O vidro temperado tem tempera, aumenta a capacidade ao choque. Quando quebra, divide-se em fragmentos granulados.
É o que está a suceder à campanha do PS e a António Costa.

Dou apenas alguns exemplos de algumas pessoas que, julgo, se situarão no que se pode considerar o eleitorado do PS:

O mais recente - António Colaço, este sábado no Expresso.
O antigo assessor do Grupo Parlamentar do PS é demolidor.
Não reconhece a António Costa capacidade de gerar confiança em função das decisões que tomou. No deita abaixo de Seguro e na saída da Câmara de Lisboa.

Outro exemplo – Seixas da Costa, tendo como pretexto as eleições presidenciais. Considera que a situação não tem remédio. O problema só ficará atenuado se o PSD e a coligação tiverem sarilho idêntico.

Outra opinião, a de Viriato Soromenho Marques num artigo no DN.
Um texto que só uma visão independente tem coragem de escrever. Poucos com cartão de militante estariam disponíveis para o fazer, embora, muitos concordem com a escrita.

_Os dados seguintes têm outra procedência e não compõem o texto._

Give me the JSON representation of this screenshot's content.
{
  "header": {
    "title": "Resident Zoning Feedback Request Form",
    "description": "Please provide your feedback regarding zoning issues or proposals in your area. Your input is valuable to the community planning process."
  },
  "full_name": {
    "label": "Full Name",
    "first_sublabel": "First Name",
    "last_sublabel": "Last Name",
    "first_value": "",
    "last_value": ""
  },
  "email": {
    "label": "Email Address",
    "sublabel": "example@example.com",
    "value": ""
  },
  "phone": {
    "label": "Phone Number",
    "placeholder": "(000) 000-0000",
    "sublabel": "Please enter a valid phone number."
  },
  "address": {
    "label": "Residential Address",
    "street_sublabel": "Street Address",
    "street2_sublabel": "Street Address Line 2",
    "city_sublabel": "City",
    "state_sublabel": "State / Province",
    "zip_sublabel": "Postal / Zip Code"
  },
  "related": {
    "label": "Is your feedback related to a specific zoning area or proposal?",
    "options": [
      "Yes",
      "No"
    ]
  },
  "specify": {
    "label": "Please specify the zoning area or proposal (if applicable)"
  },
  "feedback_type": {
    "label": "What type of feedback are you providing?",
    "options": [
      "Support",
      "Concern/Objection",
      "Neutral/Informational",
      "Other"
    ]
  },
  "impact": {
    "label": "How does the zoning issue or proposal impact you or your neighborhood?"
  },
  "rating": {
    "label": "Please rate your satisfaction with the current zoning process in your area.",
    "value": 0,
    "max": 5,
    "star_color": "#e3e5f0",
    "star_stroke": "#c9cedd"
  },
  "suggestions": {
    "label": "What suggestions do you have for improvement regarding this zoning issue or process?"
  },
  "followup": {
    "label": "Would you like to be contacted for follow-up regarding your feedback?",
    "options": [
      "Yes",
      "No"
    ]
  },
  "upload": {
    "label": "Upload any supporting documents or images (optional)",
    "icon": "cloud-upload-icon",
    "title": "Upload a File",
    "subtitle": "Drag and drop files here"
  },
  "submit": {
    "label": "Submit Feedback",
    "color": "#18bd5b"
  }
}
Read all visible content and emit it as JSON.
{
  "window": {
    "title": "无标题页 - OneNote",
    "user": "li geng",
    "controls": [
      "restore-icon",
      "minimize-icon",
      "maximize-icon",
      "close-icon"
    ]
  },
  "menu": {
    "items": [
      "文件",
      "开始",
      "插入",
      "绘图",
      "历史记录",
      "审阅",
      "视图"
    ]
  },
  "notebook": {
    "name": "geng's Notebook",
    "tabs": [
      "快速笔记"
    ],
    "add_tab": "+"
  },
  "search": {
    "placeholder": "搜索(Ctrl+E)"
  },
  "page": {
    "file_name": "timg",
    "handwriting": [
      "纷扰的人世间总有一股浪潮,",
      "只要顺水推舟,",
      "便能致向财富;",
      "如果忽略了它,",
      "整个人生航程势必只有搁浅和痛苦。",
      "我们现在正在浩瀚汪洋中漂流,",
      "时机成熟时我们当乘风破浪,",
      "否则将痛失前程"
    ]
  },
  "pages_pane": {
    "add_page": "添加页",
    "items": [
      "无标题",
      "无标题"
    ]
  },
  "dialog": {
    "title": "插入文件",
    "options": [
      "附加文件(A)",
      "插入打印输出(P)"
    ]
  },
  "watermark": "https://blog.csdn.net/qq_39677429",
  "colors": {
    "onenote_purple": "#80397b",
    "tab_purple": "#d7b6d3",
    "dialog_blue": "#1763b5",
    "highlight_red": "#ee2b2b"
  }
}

Por último, o lamento de Baptista Bastos.

Estes relatos públicos sintetizam-se no seguinte: desanimo, decepção….
António Colaço, que é autor do blog “Ânimo – para tornar os dias mais leves” , deverá perceber ao que me refiro.

Subjectividade à parte, o que é relevante é que a manifestação destes estados de alma têm impacto. Nas “tropas”, em quem faz opinião (da barbearia da aldeia ao comentador de tv) e na própria organização de campanha que passa a sentir esta pressão de forma permanente: “o que fazer para dar a volta?”
Esta pergunta origina, com frequência, maus resultados. Iniciativas disparatadas, mudança de eixo de campanha (que na campanha do PS não existe qualquer um!), respostas tensas...
Responsáveis de campanhas eleitorais já o sentiram e sabem que o melhor é reagir a frio. Preferencialmente com dados estruturados como, por exemplo, estudos de opinião – com frequência a opinião publicada nada tem a ver com a opinião do eleitorado que se pretende atingir.

O mais paradoxal é que a coligação está vazia, também não motiva...

Hoje iniciam a campanha eleitoral, com o famoso comício no Algarve.
 Qual a grande novidade politica que antecipam? Resposta no Expresso – “Coligação vai ter 5 mil bandeiras na festa do Pontal”.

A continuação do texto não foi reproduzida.